今夜0時、輝く桜の木の下で

「咲夜ちゃん、いらっしゃい。体調は大丈夫?」

昨日、姿を見せなかった咲夜を見て、キラの母さんが安心したように笑う。

「本当に試験で疲れてただけなんです。全然大丈夫です。ご心配おかけしました」

「本当? それならよかった」

母さんはほっと胸をなで下ろした。

「試験お疲れさまクッキー焼いたから、みんなで食べてね」

「嬉しいです。ありがとうございます」

「飲み物は何にする?」

「ハニーミルクラテで」

「はーい。持っていくから、キラたちのところで待ってて」

「ありがとうございます」

そう言って咲夜はカウンター越しにキッチンを覗き込んだ。

探している相手はすぐに分かった。

佐藤が視線に気付き、カウンターの方を振り向く。

咲夜が小さく会釈をすると、佐藤も軽く頭を下げ、そのまま作業へ戻っていった。

咲夜はいつものテーブルへ歩いてきて、紺の隣に腰を下ろす。

「もう大丈夫なんすか」

「うん。

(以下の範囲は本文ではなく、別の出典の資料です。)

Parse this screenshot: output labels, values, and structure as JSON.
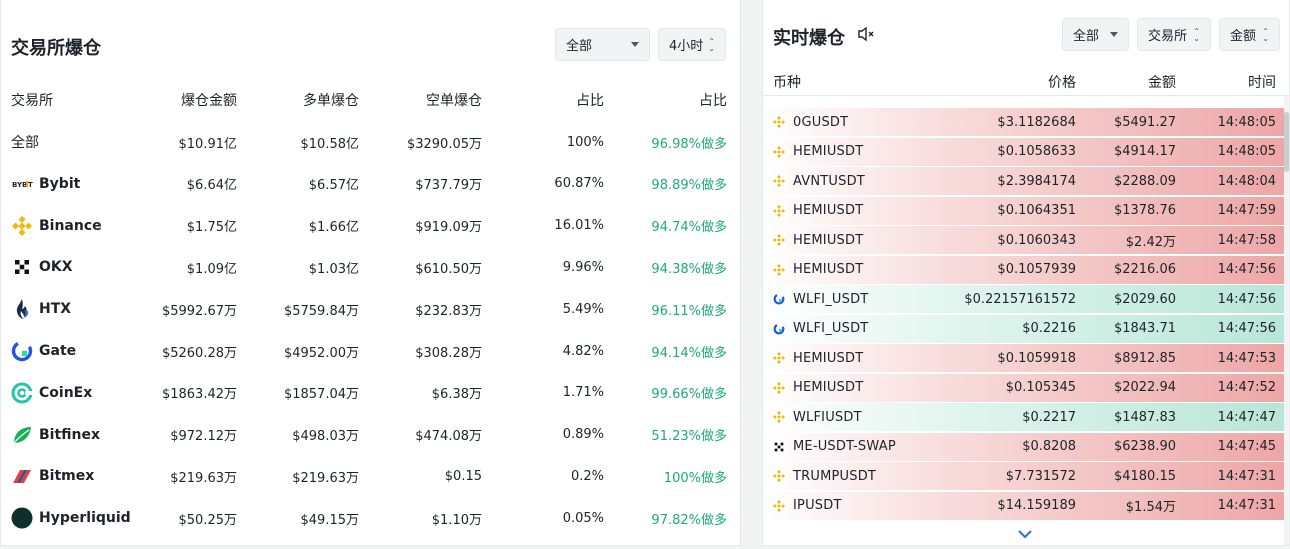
{
  "left": {
    "title": "交易所爆仓",
    "filter_scope": "全部",
    "filter_time": "4小时",
    "headers": [
      "交易所",
      "爆仓金额",
      "多单爆仓",
      "空单爆仓",
      "占比",
      "占比"
    ],
    "rows": [
      {
        "name": "全部",
        "total": "$10.91亿",
        "long": "$10.58亿",
        "short": "$3290.05万",
        "share": "100%",
        "ratio": "96.98%做多",
        "icon": "none"
      },
      {
        "name": "Bybit",
        "total": "$6.64亿",
        "long": "$6.57亿",
        "short": "$737.79万",
        "share": "60.87%",
        "ratio": "98.89%做多",
        "icon": "bybit-icon"
      },
      {
        "name": "Binance",
        "total": "$1.75亿",
        "long": "$1.66亿",
        "short": "$919.09万",
        "share": "16.01%",
        "ratio": "94.74%做多",
        "icon": "binance-icon"
      },
      {
        "name": "OKX",
        "total": "$1.09亿",
        "long": "$1.03亿",
        "short": "$610.50万",
        "share": "9.96%",
        "ratio": "94.38%做多",
        "icon": "okx-icon"
      },
      {
        "name": "HTX",
        "total": "$5992.67万",
        "long": "$5759.84万",
        "short": "$232.83万",
        "share": "5.49%",
        "ratio": "96.11%做多",
        "icon": "htx-icon"
      },
      {
        "name": "Gate",
        "total": "$5260.28万",
        "long": "$4952.00万",
        "short": "$308.28万",
        "share": "4.82%",
        "ratio": "94.14%做多",
        "icon": "gate-icon"
      },
      {
        "name": "CoinEx",
        "total": "$1863.42万",
        "long": "$1857.04万",
        "short": "$6.38万",
        "share": "1.71%",
        "ratio": "99.66%做多",
        "icon": "coinex-icon"
      },
      {
        "name": "Bitfinex",
        "total": "$972.12万",
        "long": "$498.03万",
        "short": "$474.08万",
        "share": "0.89%",
        "ratio": "51.23%做多",
        "icon": "bitfinex-icon"
      },
      {
        "name": "Bitmex",
        "total": "$219.63万",
        "long": "$219.63万",
        "short": "$0.15",
        "share": "0.2%",
        "ratio": "100%做多",
        "icon": "bitmex-icon"
      },
      {
        "name": "Hyperliquid",
        "total": "$50.25万",
        "long": "$49.15万",
        "short": "$1.10万",
        "share": "0.05%",
        "ratio": "97.82%做多",
        "icon": "hyperliquid-icon"
      }
    ]
  },
  "right": {
    "title": "实时爆仓",
    "filter_scope": "全部",
    "filter_exchange": "交易所",
    "filter_amount": "金额",
    "headers": [
      "币种",
      "价格",
      "金额",
      "时间"
    ],
    "colors": {
      "long_liq": "#eda5a5",
      "short_liq": "#b7e6d6"
    },
    "rows": [
      {
        "symbol": "0GUSDT",
        "price": "$3.1182684",
        "amount": "$5491.27",
        "time": "14:48:05",
        "side": "red",
        "icon": "binance-icon"
      },
      {
        "symbol": "HEMIUSDT",
        "price": "$0.1058633",
        "amount": "$4914.17",
        "time": "14:48:05",
        "side": "red",
        "icon": "binance-icon"
      },
      {
        "symbol": "AVNTUSDT",
        "price": "$2.3984174",
        "amount": "$2288.09",
        "time": "14:48:04",
        "side": "red",
        "icon": "binance-icon"
      },
      {
        "symbol": "HEMIUSDT",
        "price": "$0.1064351",
        "amount": "$1378.76",
        "time": "14:47:59",
        "side": "red",
        "icon": "binance-icon"
      },
      {
        "symbol": "HEMIUSDT",
        "price": "$0.1060343",
        "amount": "$2.42万",
        "time": "14:47:58",
        "side": "red",
        "icon": "binance-icon"
      },
      {
        "symbol": "HEMIUSDT",
        "price": "$0.1057939",
        "amount": "$2216.06",
        "time": "14:47:56",
        "side": "red",
        "icon": "binance-icon"
      },
      {
        "symbol": "WLFI_USDT",
        "price": "$0.22157161572",
        "amount": "$2029.60",
        "time": "14:47:56",
        "side": "grn",
        "icon": "gate-icon"
      },
      {
        "symbol": "WLFI_USDT",
        "price": "$0.2216",
        "amount": "$1843.71",
        "time": "14:47:56",
        "side": "grn",
        "icon": "gate-icon"
      },
      {
        "symbol": "HEMIUSDT",
        "price": "$0.1059918",
        "amount": "$8912.85",
        "time": "14:47:53",
        "side": "red",
        "icon": "binance-icon"
      },
      {
        "symbol": "HEMIUSDT",
        "price": "$0.105345",
        "amount": "$2022.94",
        "time": "14:47:52",
        "side": "red",
        "icon": "binance-icon"
      },
      {
        "symbol": "WLFIUSDT",
        "price": "$0.2217",
        "amount": "$1487.83",
        "time": "14:47:47",
        "side": "grn",
        "icon": "binance-icon"
      },
      {
        "symbol": "ME-USDT-SWAP",
        "price": "$0.8208",
        "amount": "$6238.90",
        "time": "14:47:45",
        "side": "red",
        "icon": "okx-icon"
      },
      {
        "symbol": "TRUMPUSDT",
        "price": "$7.731572",
        "amount": "$4180.15",
        "time": "14:47:31",
        "side": "red",
        "icon": "binance-icon"
      },
      {
        "symbol": "IPUSDT",
        "price": "$14.159189",
        "amount": "$1.54万",
        "time": "14:47:31",
        "side": "red",
        "icon": "binance-icon"
      }
    ]
  }
}
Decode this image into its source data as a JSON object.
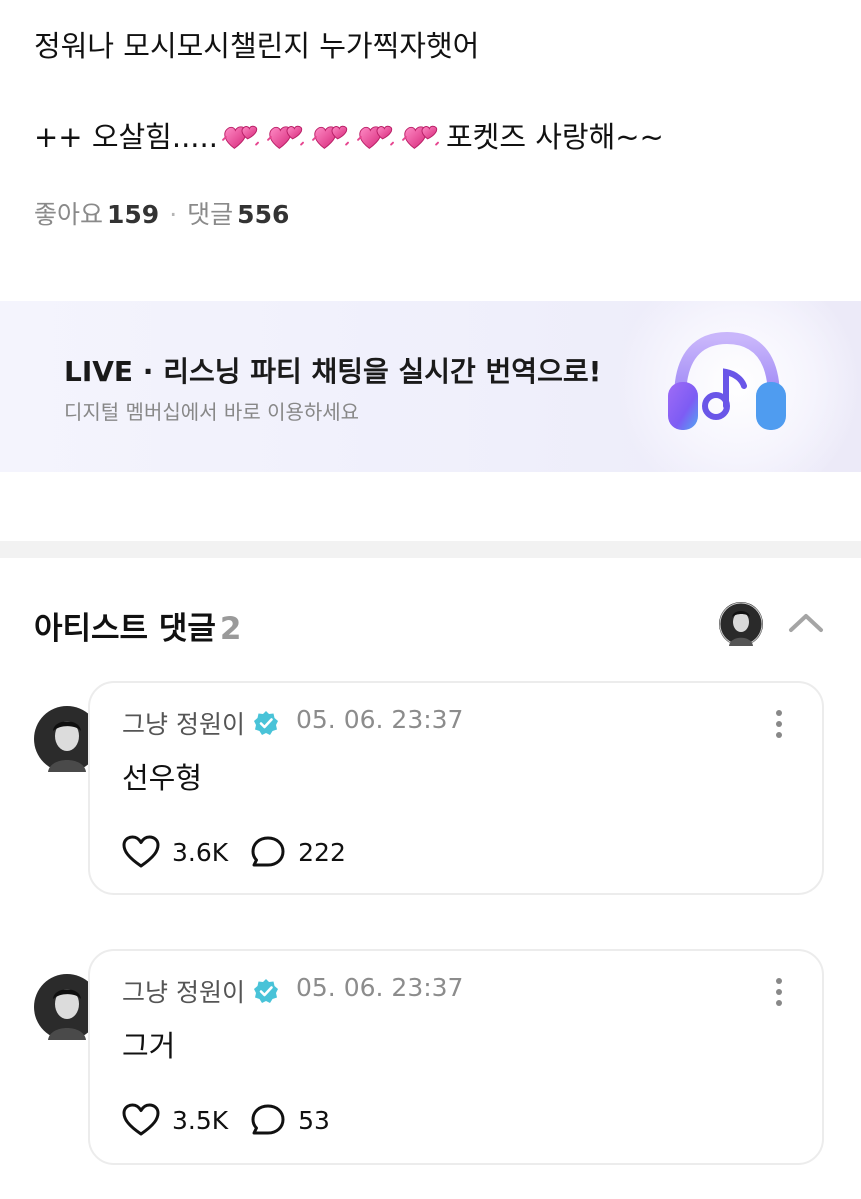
{
  "post": {
    "line1": "정워나 모시모시챌린지 누가찍자햇어",
    "line2_prefix": "++ 오살힘.....",
    "line2_suffix": "포켓즈 사랑해~~",
    "hearts_icon": "revolving-hearts-icon",
    "likes_label": "좋아요",
    "likes_count": "159",
    "comments_label": "댓글",
    "comments_count": "556"
  },
  "banner": {
    "title": "LIVE · 리스닝 파티 채팅을 실시간 번역으로!",
    "subtitle": "디지털 멤버십에서 바로 이용하세요",
    "icon": "headphones-music-icon"
  },
  "artist_comments": {
    "title": "아티스트 댓글",
    "count": "2",
    "items": [
      {
        "author": "그냥 정원이",
        "time": "05. 06. 23:37",
        "text": "선우형",
        "likes": "3.6K",
        "replies": "222"
      },
      {
        "author": "그냥 정원이",
        "time": "05. 06. 23:37",
        "text": "그거",
        "likes": "3.5K",
        "replies": "53"
      }
    ]
  },
  "colors": {
    "verified": "#49c3d8",
    "heart_pink": "#e6458f",
    "headphone_purple": "#7d5cf4",
    "headphone_blue": "#52a7f2"
  }
}
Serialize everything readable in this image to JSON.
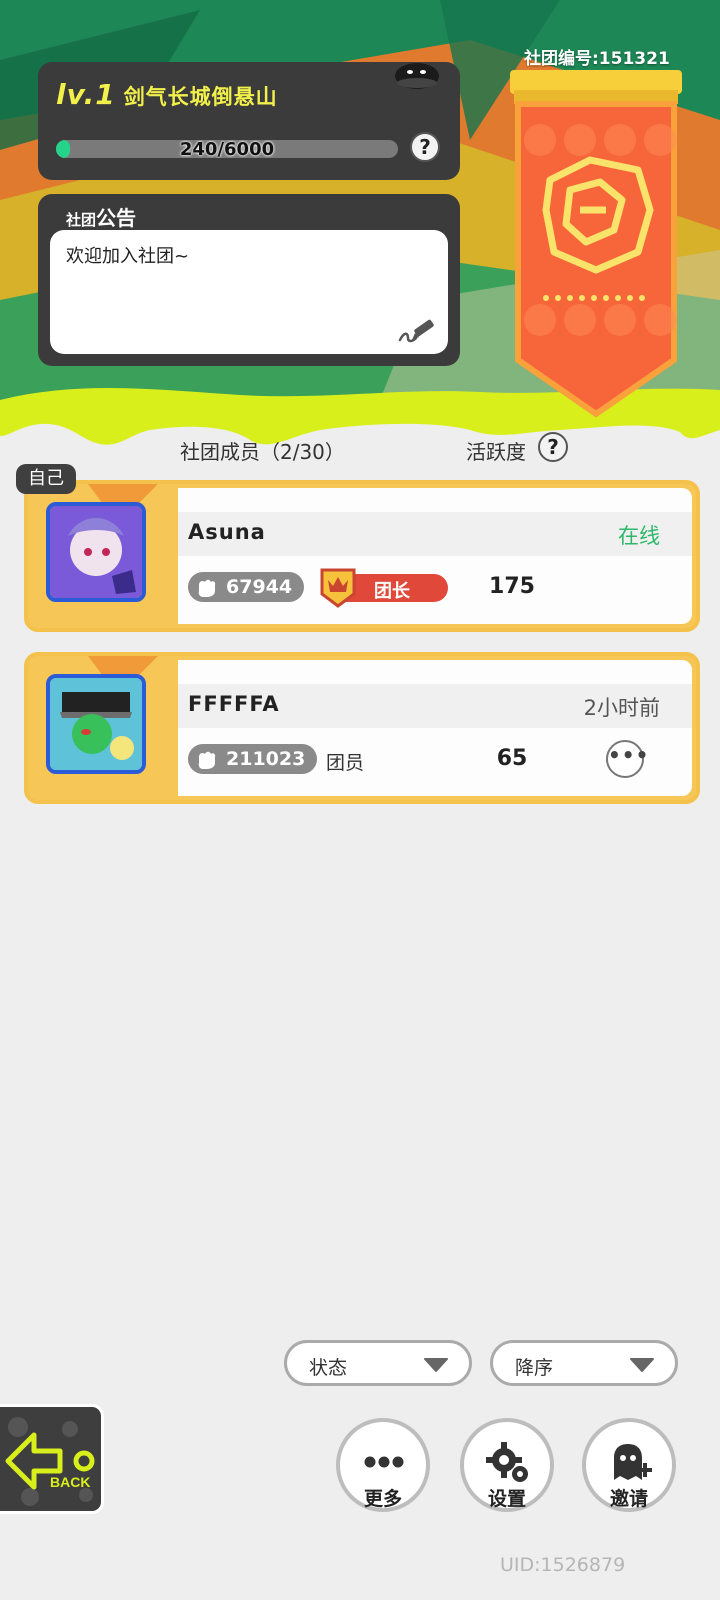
{
  "header": {
    "level_label": "lv.1",
    "club_name": "剑气长城倒悬山",
    "xp_text": "240/6000",
    "xp_progress": 0.04,
    "club_id": "社团编号:151321",
    "notice_title_small": "社团",
    "notice_title_big": "公告",
    "notice_text": "欢迎加入社团~"
  },
  "members_header": {
    "title": "社团成员（2/30）",
    "activity": "活跃度"
  },
  "members": [
    {
      "self_tag": "自己",
      "name": "Asuna",
      "status": "在线",
      "status_color": "#2fb86b",
      "power": "67944",
      "role": "团长",
      "activity": "175"
    },
    {
      "name": "FFFFFA",
      "status": "2小时前",
      "status_color": "#555555",
      "power": "211023",
      "role": "团员",
      "activity": "65"
    }
  ],
  "filters": {
    "status_label": "状态",
    "order_label": "降序"
  },
  "actions": {
    "back_label": "BACK",
    "more_label": "更多",
    "settings_label": "设置",
    "invite_label": "邀请"
  },
  "footer": {
    "uid": "UID:1526879"
  },
  "icons": [
    "help-icon",
    "edit-icon",
    "fist-icon",
    "crown-shield-icon",
    "chevron-down-icon",
    "back-arrow-icon",
    "ellipsis-icon",
    "gear-icon",
    "add-user-icon",
    "mascot-icon",
    "club-emblem-icon"
  ],
  "colors": {
    "accent_green": "#25d38a",
    "header_green": "#1f8a5a",
    "lime": "#d9ef1b",
    "banner_orange": "#f47a3a",
    "gold": "#f4c24a",
    "leader_red": "#e0483a"
  }
}
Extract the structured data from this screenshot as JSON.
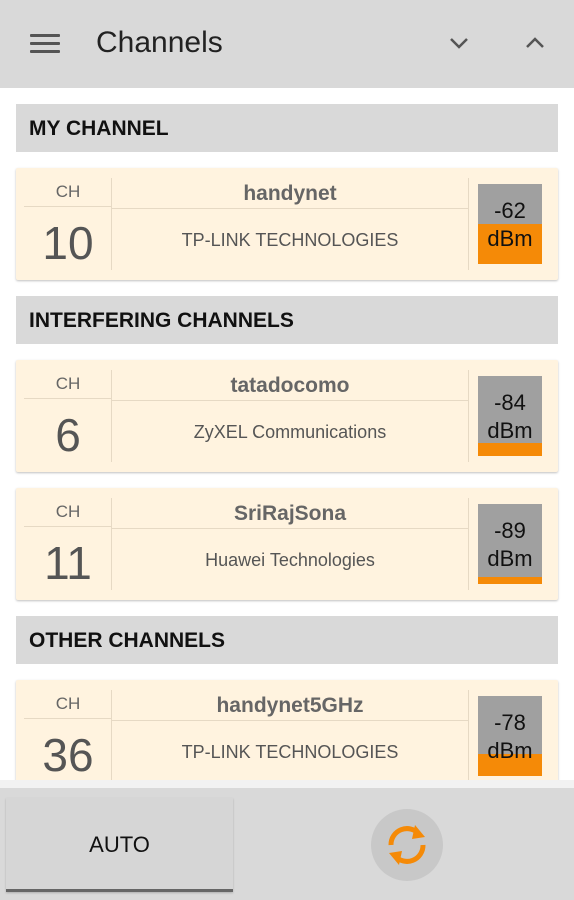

もう全然平気」

少し照れたように笑う。

「昨日は本当にみんなごめんね」

「咲夜さん、ごめん」

突然頭を下げたキラに、咲夜は目を丸くした。

「俺、咲夜さん病気なのずっと知らなくて……」

紺は思わずシローを見る。

シローは小さく首を横に振った。

そう言っているようだった。

「さっき、佐藤さんから聞いた」

「私が言ってなかったんだし、謝らないでよ」

「でもさ、紺とシローは最初から知ってたんでしょ」

「キラ……ごめ――」

「あーもう!」

紺の言葉を遮るように、キラは頭を抱えた。

「俺、本当察し悪くて嫌んなる」

「え?」

「二人とも何か俺に隠してんなってずっと思ってたんだよ。でもさ、人の病気のことなんて言えるわけないよな」

「俺は勝手に察しただけだけどね」

シローが苦笑する。

「二人がなんで急にタバコやめたのかも、さっきやっと分かったっつうか……」

キラはもう一度咲夜を見た。

「マジでごめん」

「だから、本当に謝らないでってば」

咲夜は困ったように笑う。

「キラくんが普通に接してくれてたの、嬉しかったんだよ?」

「……まじ?」

「うん」

キラは照れくさそうに頭をかく。

「いや、でもさ。これから気をつけることはちゃんと気をつけねぇとな」

そう言って、いつもの笑顔を浮かべた。

「みんなで、いっぱい遊びたいし」

「そうだね」

シローが笑って頷く。

その一言に、紺は自然と肩の力が抜けた。

「紺も、そうだよね」

シローに名前を呼ばれ、紺は笑って頷いた。